Whose albums didn’t make the list? Jason Isbell, Willie Nelson, Angeleena Presley, Jim Lauderdale, Fred Eaglesmith, Chuck Prophet, Amy Black, Slaid Cleaves, Jesse Waldman, Ray Davies, Jeffrey Halford…
Links are to my review or, where I haven’t reviewed, to the artist site.
- Mac Wiseman & Various Artists- I Sang the Song (Life of the Voice With A Heart) Yes, it is that good. My review.
- Ron Sexsmith- The Last Rider Continuing a streak of excellence, Sexsmith’s 16th (!) album may just be his finest. Excellent songs, catchy melodies, accessible production…I’ve seldom been so proud to have shown support for a musician. A very strong album, just the latest in a series of memorable, standout recordings. The songs alternate between playful and introspective, catchy and maudlin. Layered, but not flamboyant. I am really glad that I bought the album, and even more glad that I took the time to make the trek to see Ron and the band in Edmonton. Surprised and disappointed that this one didn’t receive deserving Polaris Music Prize attention. “Radio” is my favourite song of the year.
- Otis Gibbs- Mount Renraw I have been listening to Gibbs for a close to a decade, but never have I attended to this degree; a singer who was always on the periphery for me has eased himself onto my ever-narrowing list of favourites. My review.
- Chris Jones & the Night Drivers- Made to Move Another excellent album from Chris Stuart & the Night Rangers. My review.
- Rodney Crowell– Close Ties With the passing of Guy Clark, Crowell heads to the front of the line of Texas songwriters. A masterful creation.
- Brigitte DeMeyer and Will Kimbrough- Mockingbird Soul Largely taking the lead on alternating songs, they have produced an ideally balanced duet recording, with DeMeyer’s Side One Melissa Etheridge passionate huskiness pairing with Kimbrough’s restrained, telling honesty. Spirited, swampy, and Southern-country soul at times, in other places the songs more closely resemble what country music once was and could be again given a shot of 3614 Jackson Highway swagger. The arrangements are straight-forward rather than minimalistic, allowing the duet vocals prominence. The rest of my review.
- Bill Scorzari- Through These Waves Bill Scorzari lives where the Blues meets Texas Sam Baker. My review.
- The Gibson Brothers- In the Ground Bringing their release total to thirteen, I believe, Eric and Leigh Gibson are at the top of the bluegrass world, a pinnacle at which they’ve resided for a decade. In The Ground may be their finest yet. An album of self-written songs, it isn’t like anything they’ve before accomplished. Still bluegrass, of course, but taking things to yet another level. My review.
- Amanda Anne Platt & the Honeycutters- Amanda Anne Platt & the Honeycutters Platt is a strong songwriter and an impressive and memorable vocalist. She has that important capability to write in a variety of voices, making each genuine and authentic to the experiences conveyed. My review.

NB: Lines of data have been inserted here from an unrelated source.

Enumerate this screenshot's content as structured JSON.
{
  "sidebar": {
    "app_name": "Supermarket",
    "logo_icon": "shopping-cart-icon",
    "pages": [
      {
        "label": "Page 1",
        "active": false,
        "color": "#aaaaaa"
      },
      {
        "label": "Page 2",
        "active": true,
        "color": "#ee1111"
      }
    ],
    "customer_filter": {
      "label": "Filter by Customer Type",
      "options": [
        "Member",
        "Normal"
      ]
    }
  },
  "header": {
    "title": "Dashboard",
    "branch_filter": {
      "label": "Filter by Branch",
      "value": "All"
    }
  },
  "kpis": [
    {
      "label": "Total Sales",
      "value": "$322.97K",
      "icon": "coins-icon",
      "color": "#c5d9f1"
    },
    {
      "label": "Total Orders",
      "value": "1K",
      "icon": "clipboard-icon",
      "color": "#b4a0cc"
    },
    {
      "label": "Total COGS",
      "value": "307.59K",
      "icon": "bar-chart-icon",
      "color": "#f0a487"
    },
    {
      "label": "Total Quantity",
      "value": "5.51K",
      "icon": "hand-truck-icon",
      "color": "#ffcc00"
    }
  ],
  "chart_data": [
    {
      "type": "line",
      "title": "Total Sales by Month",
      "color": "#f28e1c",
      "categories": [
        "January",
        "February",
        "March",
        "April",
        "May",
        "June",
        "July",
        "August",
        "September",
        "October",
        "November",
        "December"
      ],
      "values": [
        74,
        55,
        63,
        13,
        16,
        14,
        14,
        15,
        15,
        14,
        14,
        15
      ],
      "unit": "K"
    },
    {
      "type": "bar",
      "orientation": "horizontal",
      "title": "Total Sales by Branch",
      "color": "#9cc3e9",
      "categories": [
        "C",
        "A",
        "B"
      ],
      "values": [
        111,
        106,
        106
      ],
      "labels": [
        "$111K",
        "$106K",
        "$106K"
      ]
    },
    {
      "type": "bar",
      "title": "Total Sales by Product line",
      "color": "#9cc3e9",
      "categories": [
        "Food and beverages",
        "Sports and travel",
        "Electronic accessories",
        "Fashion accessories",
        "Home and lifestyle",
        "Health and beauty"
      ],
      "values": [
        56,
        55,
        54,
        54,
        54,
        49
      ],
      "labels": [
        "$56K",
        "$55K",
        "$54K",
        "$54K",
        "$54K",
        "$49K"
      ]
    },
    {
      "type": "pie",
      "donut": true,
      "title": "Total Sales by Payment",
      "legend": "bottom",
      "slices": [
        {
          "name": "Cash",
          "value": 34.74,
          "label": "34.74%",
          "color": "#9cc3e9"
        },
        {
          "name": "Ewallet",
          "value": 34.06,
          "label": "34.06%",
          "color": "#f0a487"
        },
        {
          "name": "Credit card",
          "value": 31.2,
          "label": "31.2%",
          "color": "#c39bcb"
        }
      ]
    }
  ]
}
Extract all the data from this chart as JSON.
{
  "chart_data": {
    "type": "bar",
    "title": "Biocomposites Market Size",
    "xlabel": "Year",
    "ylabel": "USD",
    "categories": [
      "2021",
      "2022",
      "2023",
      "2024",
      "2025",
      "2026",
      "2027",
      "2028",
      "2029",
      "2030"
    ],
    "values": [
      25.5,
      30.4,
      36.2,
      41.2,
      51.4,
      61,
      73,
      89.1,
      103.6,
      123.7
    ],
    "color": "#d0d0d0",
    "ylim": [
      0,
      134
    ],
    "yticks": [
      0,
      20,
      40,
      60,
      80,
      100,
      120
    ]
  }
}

- Richard Laviolette- Taking the Long Way Home Earnest country records are few and far between. Ignoring the trappings of modern country recording, Laviolette has created a natural-sounding album, balancing the beauty and fidelity of old-time country and folk music (think Clarence Ashley and Doc Watson recordings with the refinement of original songs and expanded instrumentation) with the gravity of personal exploration and experience. My review.
- Nell Robinson & Jim Nunally Band– Baby, Let’s Take the Long Way Home One of my favourite guitarists and singers has teamed, over the course of four albums, with an impressive and natural vocalist, writing killer songs well-founded in the traditions of Americana.

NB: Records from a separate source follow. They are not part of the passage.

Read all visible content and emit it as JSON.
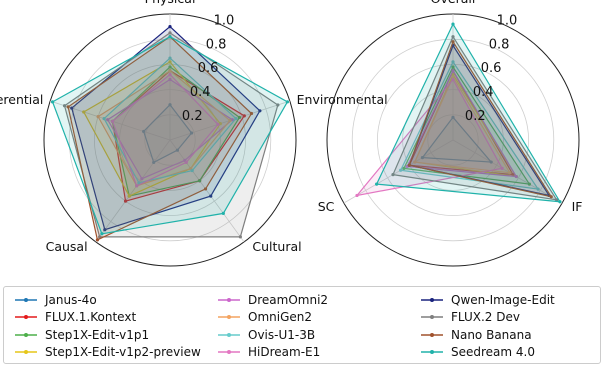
{
  "chart_data": [
    {
      "type": "radar",
      "axes": [
        "Physical",
        "Environmental",
        "Cultural",
        "Causal",
        "Referential"
      ],
      "radial_ticks": [
        "0.2",
        "0.4",
        "0.6",
        "0.8",
        "1.0"
      ],
      "rlim": [
        0,
        1.0
      ],
      "series": [
        {
          "name": "Janus-4o",
          "values": [
            0.28,
            0.18,
            0.1,
            0.22,
            0.22
          ]
        },
        {
          "name": "FLUX.1.Kontext",
          "values": [
            0.55,
            0.62,
            0.4,
            0.6,
            0.48
          ]
        },
        {
          "name": "Step1X-Edit-v1p1",
          "values": [
            0.58,
            0.58,
            0.4,
            0.55,
            0.48
          ]
        },
        {
          "name": "Step1X-Edit-v1p2-preview",
          "values": [
            0.62,
            0.42,
            0.28,
            0.55,
            0.72
          ]
        },
        {
          "name": "DreamOmni2",
          "values": [
            0.48,
            0.52,
            0.2,
            0.38,
            0.52
          ]
        },
        {
          "name": "OmniGen2",
          "values": [
            0.55,
            0.5,
            0.28,
            0.45,
            0.6
          ]
        },
        {
          "name": "Ovis-U1-3B",
          "values": [
            0.65,
            0.55,
            0.3,
            0.42,
            0.55
          ]
        },
        {
          "name": "HiDream-E1",
          "values": [
            0.52,
            0.4,
            0.22,
            0.45,
            0.48
          ]
        },
        {
          "name": "Qwen-Image-Edit",
          "values": [
            0.9,
            0.75,
            0.55,
            0.88,
            0.82
          ]
        },
        {
          "name": "FLUX.2 Dev",
          "values": [
            0.85,
            0.9,
            0.95,
            0.95,
            0.88
          ]
        },
        {
          "name": "Nano Banana",
          "values": [
            0.82,
            0.68,
            0.48,
            0.98,
            0.85
          ]
        },
        {
          "name": "Seedream 4.0",
          "values": [
            0.82,
            0.98,
            0.72,
            0.92,
            0.98
          ]
        }
      ]
    },
    {
      "type": "radar",
      "axes": [
        "Overall",
        "IF",
        "SC"
      ],
      "radial_ticks": [
        "0.2",
        "0.4",
        "0.6",
        "0.8",
        "1.0"
      ],
      "rlim": [
        0,
        1.0
      ],
      "series": [
        {
          "name": "Janus-4o",
          "values": [
            0.18,
            0.35,
            0.28
          ]
        },
        {
          "name": "FLUX.1.Kontext",
          "values": [
            0.55,
            0.55,
            0.4
          ]
        },
        {
          "name": "Step1X-Edit-v1p1",
          "values": [
            0.58,
            0.7,
            0.45
          ]
        },
        {
          "name": "Step1X-Edit-v1p2-preview",
          "values": [
            0.52,
            0.58,
            0.35
          ]
        },
        {
          "name": "DreamOmni2",
          "values": [
            0.55,
            0.58,
            0.42
          ]
        },
        {
          "name": "OmniGen2",
          "values": [
            0.5,
            0.52,
            0.35
          ]
        },
        {
          "name": "Ovis-U1-3B",
          "values": [
            0.62,
            0.78,
            0.48
          ]
        },
        {
          "name": "HiDream-E1",
          "values": [
            0.48,
            0.45,
            0.88
          ]
        },
        {
          "name": "Qwen-Image-Edit",
          "values": [
            0.75,
            0.88,
            0.4
          ]
        },
        {
          "name": "FLUX.2 Dev",
          "values": [
            0.82,
            0.95,
            0.55
          ]
        },
        {
          "name": "Nano Banana",
          "values": [
            0.78,
            0.9,
            0.4
          ]
        },
        {
          "name": "Seedream 4.0",
          "values": [
            0.92,
            0.98,
            0.7
          ]
        }
      ]
    }
  ],
  "colors": [
    "#1f77b4",
    "#e41a1c",
    "#4daf4a",
    "#e6c619",
    "#cc66cc",
    "#f4a460",
    "#66cccc",
    "#e377c2",
    "#1a237e",
    "#7f7f7f",
    "#a0522d",
    "#20b2aa"
  ],
  "legend": {
    "columns": [
      [
        "Janus-4o",
        "FLUX.1.Kontext",
        "Step1X-Edit-v1p1",
        "Step1X-Edit-v1p2-preview"
      ],
      [
        "DreamOmni2",
        "OmniGen2",
        "Ovis-U1-3B",
        "HiDream-E1"
      ],
      [
        "Qwen-Image-Edit",
        "FLUX.2 Dev",
        "Nano Banana",
        "Seedream 4.0"
      ]
    ]
  }
}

- Eric Bibb- Migration Blues My review.
- Brock Zeman- The Carnival Is Back in Town My review.
- Lesley Kernochan- A Calm Sun A bold, mature recording, free of gimmick and insincerity. My review.
- Jeb Loy Nichols– Country Hustle Soulful country, as he has been doing for a very long time. Maybe my favourite album cover so far in 2017 (tho’ The Monkees Forever is giving it a run.) There you have them, my favourite roots albums of 2017, January to June.